Despite a number of residents voicing their opposition to a proposed 7-Eleven store on Spring Street and Gateside Avenue, the La Mesa City Council voted 4-1 Tuesday to approve a Design Review Board decision to move forward.
The proposed convenience store will inhabit a parcel of land that was once home to a Shell gas station, market and car wash. It has been a point of contention with neighbors for months, who are concerned that the convenience store will bring more crime to the area. The neighbors also spoke out that increased noise and lighting will devalue their homes and increase traffic congestion into the area, which is just north of the SR-94 interchange.
Judy Clark, who owns the property were the store will be, said that she and her husband have been looking for a tenant who will be a good neighbor on the property that has been vacant for a decade. She believes 7-Eleven is that tenant.
"We think they’ve done a good job and have been conscientious [of concerns]," she said.
La Mesa resident Jesus Calleros, who has long been one of the most outspoken opponents of the project, said that he has been impressed with the work the architects have been doing in terms of keeping with the city guidelines, and says that to their credit, 7-Eleven has been doing “whatever they have been asked.”
But he still has concerns with the overall look of the project, and what image it would bring to the neighbordhood.
"I believe that this one of the few properties in the city of La Mesa that is so visible," Calleros said. "There are many places where there are signs or monuments saying, welcome to the city, and we just want to make sure that 7-Eleven is going to be something that we can be proud of."
Councilmember Ruth Sterling was the lone “no” vote, and she spoke passionately that she agrees with the concerned neighbors.
"I am disappointed the Design Review Board approved this as is,'' Sterling said. "I would like to see some La Mesa charm as we enter the city. We could do much better.''
The design review board approved the project in February, saying that it met all of the zoning criteria. Designers and representatives from the corporation were onhand, and told the council that the project had much higher design standards than a typical 7-Eleven, and that they had worked hard to address concerns of neighbors and mitigate negative impacts on the area. The plan also includes a landscaping budget that is three times a normal store, which will feature the planting of more than 20 trees on the property.

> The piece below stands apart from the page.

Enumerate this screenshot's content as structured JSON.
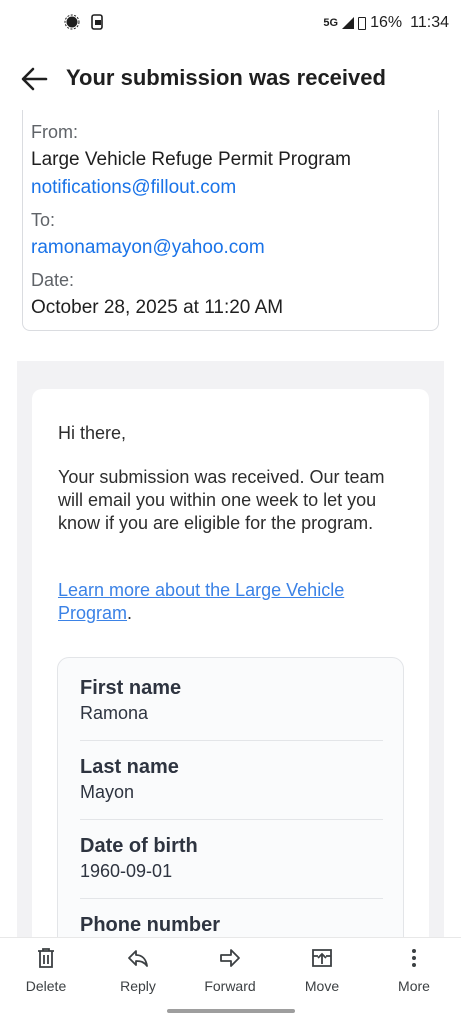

“We feel that the site improvements and the building improvements are far from prototypical for a 7-Eleven,” said Tom Bergerson, property applicant for the store. “There are many things that have been added to this that have increased the construction budget quite a bit.”
The proposal includes a 2,940 square-foot building on the parcel, which Community Development Director Bill Chopyk said has been vacant for 10-12 years. It will feature 14 parking spaces, an exterior fence along Gateside Way on the backside of the property, and an additional structure that will house the store’s electrical and air conditioner systems, and dumpsters.
But Sterling disagreed.
“I’ve been around and I’ve looked at a lot of 7-Elevens, and it’s typical. It looks like all the other ones in East County.”
In the end, however, despite the opposition, the project will move forward. Construction at the site is slated to begin some time this year. Once completed, it will be the eighth 7-Eleven store within the La Mesa city limits.